Enfin, Préville et al. proposent un cadre conceptuel, un modèle qui pondère les facteurs inhibants et facilitants liés à la santé, au milieu social, et au rôle des professionnels en tant que prescripteurs. Chacune des composantes aurait un rôle calculé dans la route menant à la consommation prolongée des anxiolytiques, sédatifs et hypnotiques, principalement des BZD. La consommation de benzodiazépines constitue à la fois un comportement de santé et un comportement social. Ce modèle explicatif peut être adapté aux populations étudiées, et suggère qu’une perspective psychosociale plus vaste sur l’utilisation des BZD est non seulement souhaitable mais faisable.
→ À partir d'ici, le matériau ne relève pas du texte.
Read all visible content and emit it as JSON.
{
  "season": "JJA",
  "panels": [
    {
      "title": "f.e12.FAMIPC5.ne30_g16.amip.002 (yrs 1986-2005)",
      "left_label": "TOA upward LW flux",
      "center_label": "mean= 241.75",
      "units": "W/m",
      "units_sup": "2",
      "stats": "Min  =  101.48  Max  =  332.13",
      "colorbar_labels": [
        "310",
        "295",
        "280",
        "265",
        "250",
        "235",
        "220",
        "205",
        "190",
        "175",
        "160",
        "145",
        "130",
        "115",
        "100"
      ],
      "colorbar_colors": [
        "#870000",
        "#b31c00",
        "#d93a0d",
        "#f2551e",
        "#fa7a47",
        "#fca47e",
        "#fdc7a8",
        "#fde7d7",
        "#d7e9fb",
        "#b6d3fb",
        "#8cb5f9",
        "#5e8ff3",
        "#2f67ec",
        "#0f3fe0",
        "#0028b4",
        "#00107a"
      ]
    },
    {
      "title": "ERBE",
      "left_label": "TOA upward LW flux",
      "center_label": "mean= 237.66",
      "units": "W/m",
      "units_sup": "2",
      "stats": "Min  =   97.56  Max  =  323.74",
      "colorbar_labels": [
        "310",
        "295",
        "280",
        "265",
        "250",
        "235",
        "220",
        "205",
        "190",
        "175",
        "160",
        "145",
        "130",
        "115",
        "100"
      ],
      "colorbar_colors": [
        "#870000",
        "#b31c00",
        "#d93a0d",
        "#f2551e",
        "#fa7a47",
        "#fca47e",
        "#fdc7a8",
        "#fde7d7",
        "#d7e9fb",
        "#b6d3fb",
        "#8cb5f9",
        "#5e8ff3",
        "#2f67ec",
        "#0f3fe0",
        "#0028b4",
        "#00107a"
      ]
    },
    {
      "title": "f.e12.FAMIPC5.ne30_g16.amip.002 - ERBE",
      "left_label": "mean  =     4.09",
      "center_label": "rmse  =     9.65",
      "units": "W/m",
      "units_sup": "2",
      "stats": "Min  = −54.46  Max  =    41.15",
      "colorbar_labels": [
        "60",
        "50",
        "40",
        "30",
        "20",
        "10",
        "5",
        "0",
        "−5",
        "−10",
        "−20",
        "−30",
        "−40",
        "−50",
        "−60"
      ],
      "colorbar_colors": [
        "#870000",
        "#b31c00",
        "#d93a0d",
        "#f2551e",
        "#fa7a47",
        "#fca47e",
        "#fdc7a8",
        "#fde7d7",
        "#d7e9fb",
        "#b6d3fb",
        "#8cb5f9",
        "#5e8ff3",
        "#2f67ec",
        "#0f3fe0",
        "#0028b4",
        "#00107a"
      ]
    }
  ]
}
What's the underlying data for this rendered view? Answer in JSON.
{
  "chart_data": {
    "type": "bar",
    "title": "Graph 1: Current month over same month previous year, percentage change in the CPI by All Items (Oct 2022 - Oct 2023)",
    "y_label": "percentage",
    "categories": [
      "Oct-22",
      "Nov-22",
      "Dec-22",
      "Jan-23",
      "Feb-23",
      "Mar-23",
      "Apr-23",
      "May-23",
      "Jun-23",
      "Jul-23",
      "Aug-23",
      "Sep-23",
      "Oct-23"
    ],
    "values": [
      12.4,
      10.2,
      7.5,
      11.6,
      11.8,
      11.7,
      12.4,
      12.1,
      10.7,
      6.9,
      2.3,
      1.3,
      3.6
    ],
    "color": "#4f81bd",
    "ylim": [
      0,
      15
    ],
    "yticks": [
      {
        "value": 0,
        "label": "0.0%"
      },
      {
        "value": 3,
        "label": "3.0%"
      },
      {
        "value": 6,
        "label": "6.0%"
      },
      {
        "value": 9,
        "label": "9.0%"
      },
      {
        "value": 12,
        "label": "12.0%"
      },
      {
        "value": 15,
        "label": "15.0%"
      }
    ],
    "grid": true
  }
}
Des recommandations et des défis peuvent être tirés des études du présent numéro. Toutefois, il y a peu de place aux réjouissances. Il est clair qu’aucune discipline ne détient la réponse sur l’usage des benzodiazépines. Même des définitions fondamentales comme la « dépendance » font appel à des termes multidisciplinaires. Métaphoriquement, l’utilisation chronique des BZD peut être illustrée par la route empruntée au cours d’un voyage. Que cette route serpente le milieu familial ou le milieu professionnel, le parcours se déroule parfois dans des conditions saines et des conditions parfois affligeantes, un climat parfois amical ou parfois hostile. Cette route peut mener ou non à l’usage des BZD, au sevrage ou à l’usage chronique. Le défi est d’identifier les risques psychosociaux associés à la chronicité à chaque étape du trajet. Tel que le démontre l’ensemble des articles présentés, la recherche est en train de pivoter vers une approche intégrée mais malheureusement, la gestion clinique de l’utilisation chronique semble encore loin. La vision d’une approche intégrative de la pratique médicale, des interventions psychologiques et de la réalité sociale, suggérée par plusieurs auteurs dans le débat sur l’utilisation des BZD, est loin de la réalité actuelle. Davantage de ressources et de formation, une plus grande accessibilité des services, ainsi qu’un bon vouloir inter-disciplinaire sont grandement nécessaires à ce stade-ci.

Sur une note plus positive, cet échantillon de travaux des chercheurs dans ce domaine ne manque ni de rigueur, ni de curiosité intellectuelle, particulièrement au Québec. Les efforts des chercheurs et des cliniciens québécois pour trouver des solutions concrètes continueront certainement de porter leurs fruits dans les années à venir.